Est-il difficile de renverser la tendance une fois que le phénomène est installé?

Vincent Blanc Les absences engendrent les absences! Mais si l’entreprise prend la mesure, au moyens d’indicateurs (analyse d’absences, cartographie des risques psychosociaux, étude des conditions de travail), de la situation de ses collaborateurs, elle peut inverser cette tendance en mettant en place une politique de bien-être et performance et démontrer en quoi elle exerce sa responsabilité sociale et sa durabilité. Cela doit partir d’une réelle volonté de changement. Il faut comprendre que l’on parle en réalité de risk management et d’investissement à long terme.

Monde Economique Quelle que soit l’importance de l’absentéisme dans une structure, il y toujours des raisons qui expliquent une absence. Il semble pertinent d’agir au cas par cas.

Quelles sont aujourd’hui les solutions qui ont un meilleur taux de réussite?

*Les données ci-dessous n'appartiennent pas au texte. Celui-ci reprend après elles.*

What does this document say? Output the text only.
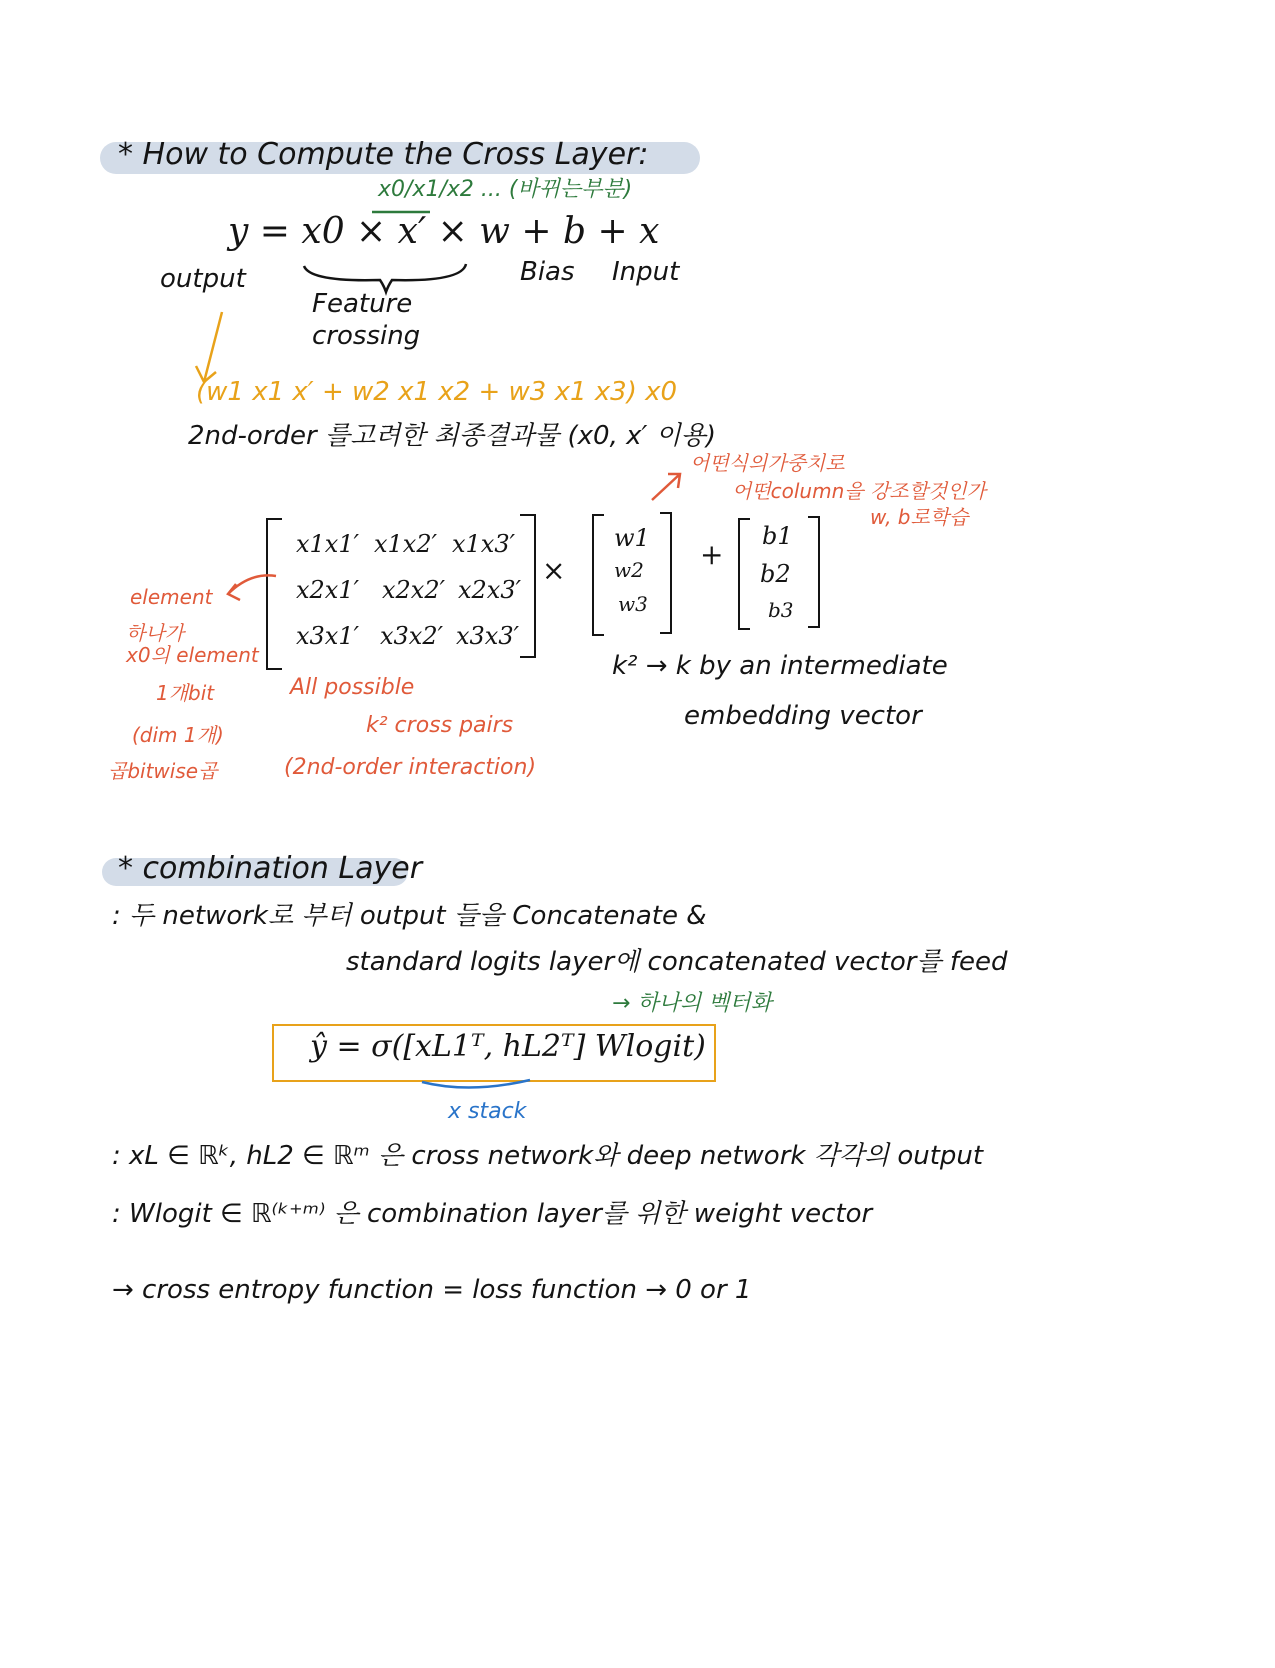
* How to Compute the Cross Layer:
x0/x1/x2 ... (바뀌는부분)
y = x0 × x′ × w + b + x
output
Feature
crossing
Bias Input
(w1 x1 x′ + w2 x1 x2 + w3 x1 x3) x0
2nd-order 를고려한 최종결과물 (x0, x′ 이용)
어떤식의가중치로
어떤column을 강조할것인가
w, b로학습
x1x1′ x1x2′ x1x3′
x2x1′ x2x2′ x2x3′
x3x1′ x3x2′ x3x3′
×
w1
w2
w3
+
b1
b2
b3
element
하나가
x0의 element
1개bit
(dim 1개)
곱bitwise곱
All possible
k² cross pairs
(2nd-order interaction)
k² → k by an intermediate
embedding vector
* combination Layer
: 두 network로 부터 output 들을 Concatenate &
standard logits layer에 concatenated vector를 feed
→ 하나의 벡터화
ŷ = σ([xL1ᵀ, hL2ᵀ] Wlogit)
x stack
: xL ∈ ℝᵏ, hL2 ∈ ℝᵐ 은 cross network와 deep network 각각의 output
: Wlogit ∈ ℝ⁽ᵏ⁺ᵐ⁾ 은 combination layer를 위한 weight vector
→ cross entropy function = loss function → 0 or 1
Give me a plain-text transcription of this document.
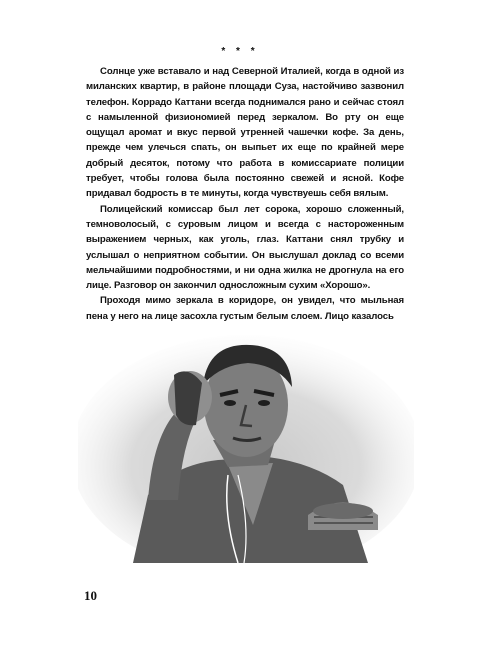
* * *

Солнце уже вставало и над Северной Италией, когда в одной из миланских квартир, в районе площади Суза, настойчиво зазвонил телефон. Коррадо Каттани всегда поднимался рано и сейчас стоял с намыленной физиономией перед зеркалом. Во рту он еще ощущал аромат и вкус первой утренней чашечки кофе. За день, прежде чем улечься спать, он выпьет их еще по крайней мере добрый десяток, потому что работа в комиссариате полиции требует, чтобы голова была постоянно свежей и ясной. Кофе придавал бодрость в те минуты, когда чувствуешь себя вялым.

Полицейский комиссар был лет сорока, хорошо сложенный, темноволосый, с суровым лицом и всегда с настороженным выражением черных, как уголь, глаз. Каттани снял трубку и услышал о неприятном событии. Он выслушал доклад со всеми мельчайшими подробностями, и ни одна жилка не дрогнула на его лице. Разговор он закончил односложным сухим «Хорошо».

Проходя мимо зеркала в коридоре, он увидел, что мыльная пена у него на лице засохла густым белым слоем. Лицо казалось

10
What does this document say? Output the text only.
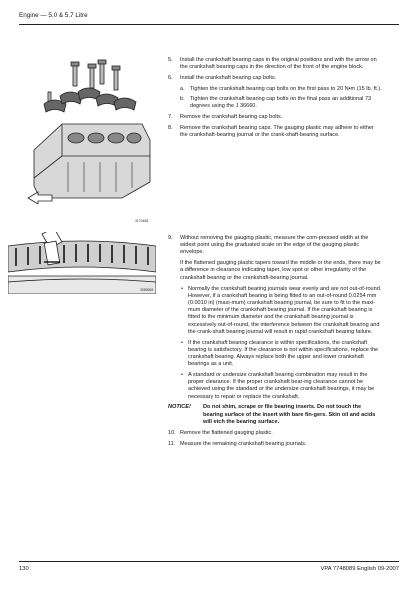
Engine — 5.0 & 5.7 Litre
3170458
3089658
5. Install the crankshaft bearing caps in the original positions and with the arrow on the crankshaft bearing caps in the direction of the front of the engine block.
6. Install the crankshaft bearing cap bolts.
a. Tighten the crankshaft bearing cap bolts on the first pass to 20 N•m (15 lb. ft.).
b. Tighten the crankshaft bearing cap bolts on the final pass an additional 73 degrees using the J 36660.
7. Remove the crankshaft bearing cap bolts.
8. Remove the crankshaft bearing caps. The gauging plastic may adhere to either the crankshaft-bearing journal or the crank-shaft-bearing surface.
9. Without removing the gauging plastic, measure the com-pressed width at the widest point using the graduated scale on the edge of the gauging plastic envelope.
If the flattened gauging plastic tapers toward the middle or the ends, there may be a difference in clearance indicating taper, low spot or other irregularity of the crankshaft bearing or the crankshaft-bearing journal.
• Normally the crankshaft bearing journals wear evenly and are not out-of-round. However, if a crankshaft bearing is being fitted to an out-of-round 0.0254 mm (0.0010 in) (maxi-mum) crankshaft bearing journal, be sure to fit to the maxi-mum diameter of the crankshaft bearing journal. If the crankshaft bearing is fitted to the minimum diameter and the crankshaft bearing journal is excessively out-of-round, the interference between the crankshaft bearing and the crank-shaft bearing journal will result in rapid crankshaft bearing failure.
• If the crankshaft bearing clearance is within specifications, the crankshaft bearing is satisfactory. If the clearance is not within specifications, replace the crankshaft bearing. Always replace both the upper and lower crankshaft bearings as a unit.
• A standard or undersize crankshaft bearing combination may result in the proper clearance. If the proper crankshaft bear-ing clearance cannot be achieved using the standard or the undersize crankshaft bearings, it may be necessary to repair or replace the crankshaft.
NOTICE! Do not shim, scrape or file bearing inserts. Do not touch the bearing surface of the insert with bare fin-gers. Skin oil and acids will etch the bearing surface.
10. Remove the flattened gauging plastic.
11. Measure the remaining crankshaft bearing journals.
130	VPA 7748089 English 09-2007
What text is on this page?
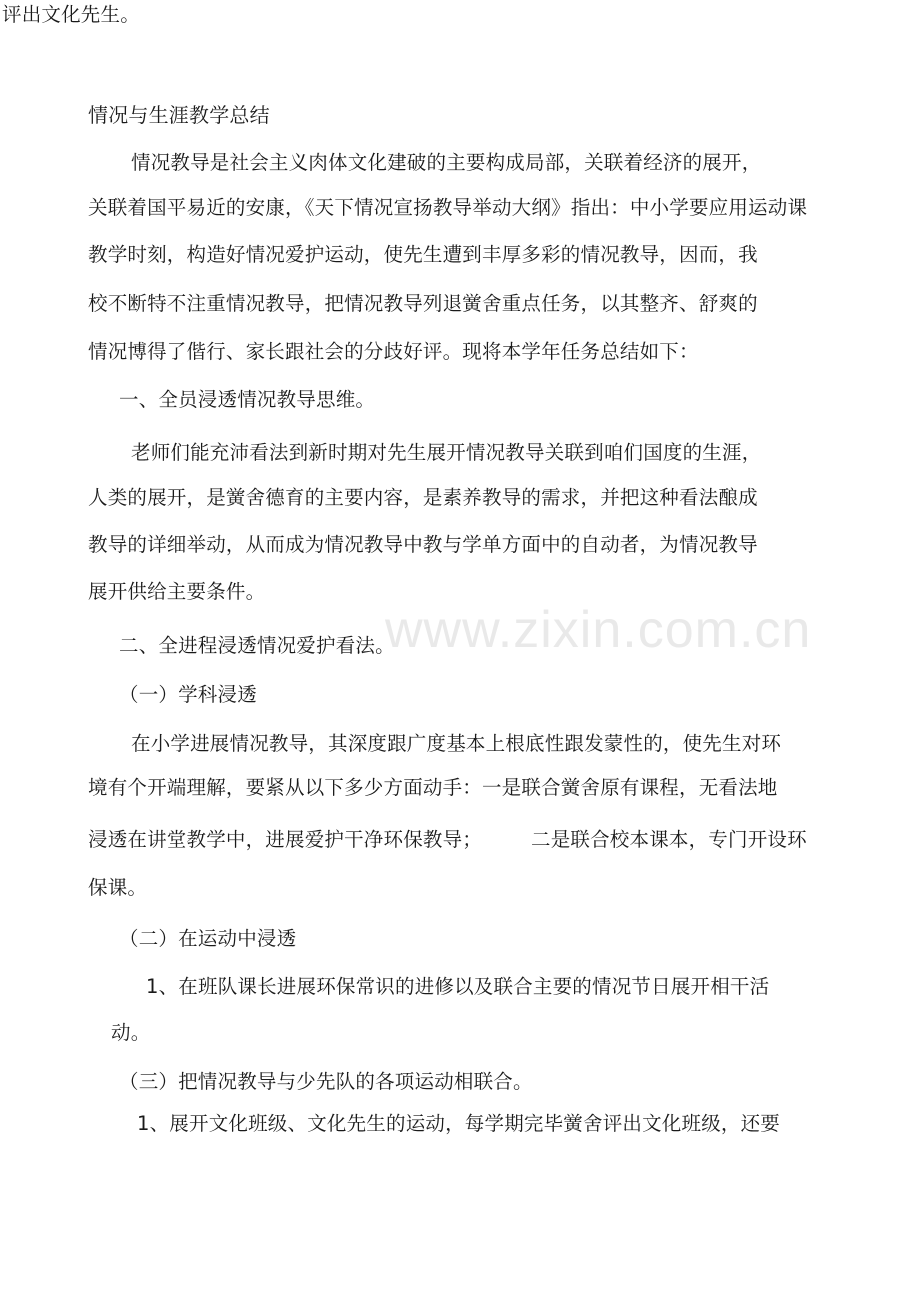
评出文化先生。
情况与生涯教学总结
情况教导是社会主义肉体文化建破的主要构成局部，关联着经济的展开，
关联着国平易近的安康，《天下情况宣扬教导举动大纲》指出：中小学要应用运动课
教学时刻，构造好情况爱护运动，使先生遭到丰厚多彩的情况教导，因而，我
校不断特不注重情况教导，把情况教导列退黉舍重点任务，以其整齐、舒爽的
情况博得了偕行、家长跟社会的分歧好评。现将本学年任务总结如下：
一、全员浸透情况教导思维。
老师们能充沛看法到新时期对先生展开情况教导关联到咱们国度的生涯，
人类的展开，是黉舍德育的主要内容，是素养教导的需求，并把这种看法酿成
教导的详细举动，从而成为情况教导中教与学单方面中的自动者，为情况教导
展开供给主要条件。
www.zixin.com.cn
二、全进程浸透情况爱护看法。
（一）学科浸透
在小学进展情况教导，其深度跟广度基本上根底性跟发蒙性的，使先生对环
境有个开端理解，要紧从以下多少方面动手：一是联合黉舍原有课程，无看法地
浸透在讲堂教学中，进展爱护干净环保教导；	二是联合校本课本，专门开设环
保课。
（二）在运动中浸透
1、在班队课长进展环保常识的进修以及联合主要的情况节日展开相干活
动。
（三）把情况教导与少先队的各项运动相联合。
1、展开文化班级、文化先生的运动，每学期完毕黉舍评出文化班级，还要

Vincent Blanc Les entreprises ayant un taux d’absentéisme bas ont un climat de travail favorable au développement des relations, une politique de santé efficace et des managers formés en management et aux risques. Celles qui performent ont des employés qui ont du plaisir à venir travailler, une culture orientée consultation et autonomie sur les décisions impactant le travail, partagent bien l’information, favorisent le respect et le soutien tout en développant les compétences de leurs collaborateurs grâce à une pratique régulière du feedback sur la performance. Pour tout cela, les entretiens annuels ne suffisent pas! Les dirigeants et managers peuvent créer une culture d’entreprise favorisant le bien-être sans investissements financiers énormes à travers des feedbacks réguliers. Dans un bon climat, cette qualité de la relation contribue à réduire les risques de burnout, de stress, d’absentéisme ou de désengagement.

Monde Economique

La mise en place de nouveaux outils de management est-elle nécessaire pour la bonne réussite des solutions que vous préconisez?

Vincent Blanc Les managers de proximité, de par leur position intermédiaire, sont les premiers acteurs de santé au travail et dans la prévention des risques humains ; c’est pourquoi ils doivent être formés à déceler tous signes avant-coureurs d’absence ou de mal-être chez leurs collaborateurs. Leurs décisions et attitudes impactant directement les membres de l’équipe, ils jouent un rôle capital dans la protection de ceux-ci et doivent à ce titre, détenir de réelles compétences et outils dans la conduite d’équipe et dans la gestion de leur propre stress. C’une l’une des clés de succès.

Monde Economique Les coûts engendrés par l’absentéisme se chiffrent chaque année en Suisse en milliards de francs et les primes d’assurance ne cessent d’augmenter.

Quel est le bon taux d’absentéisme ?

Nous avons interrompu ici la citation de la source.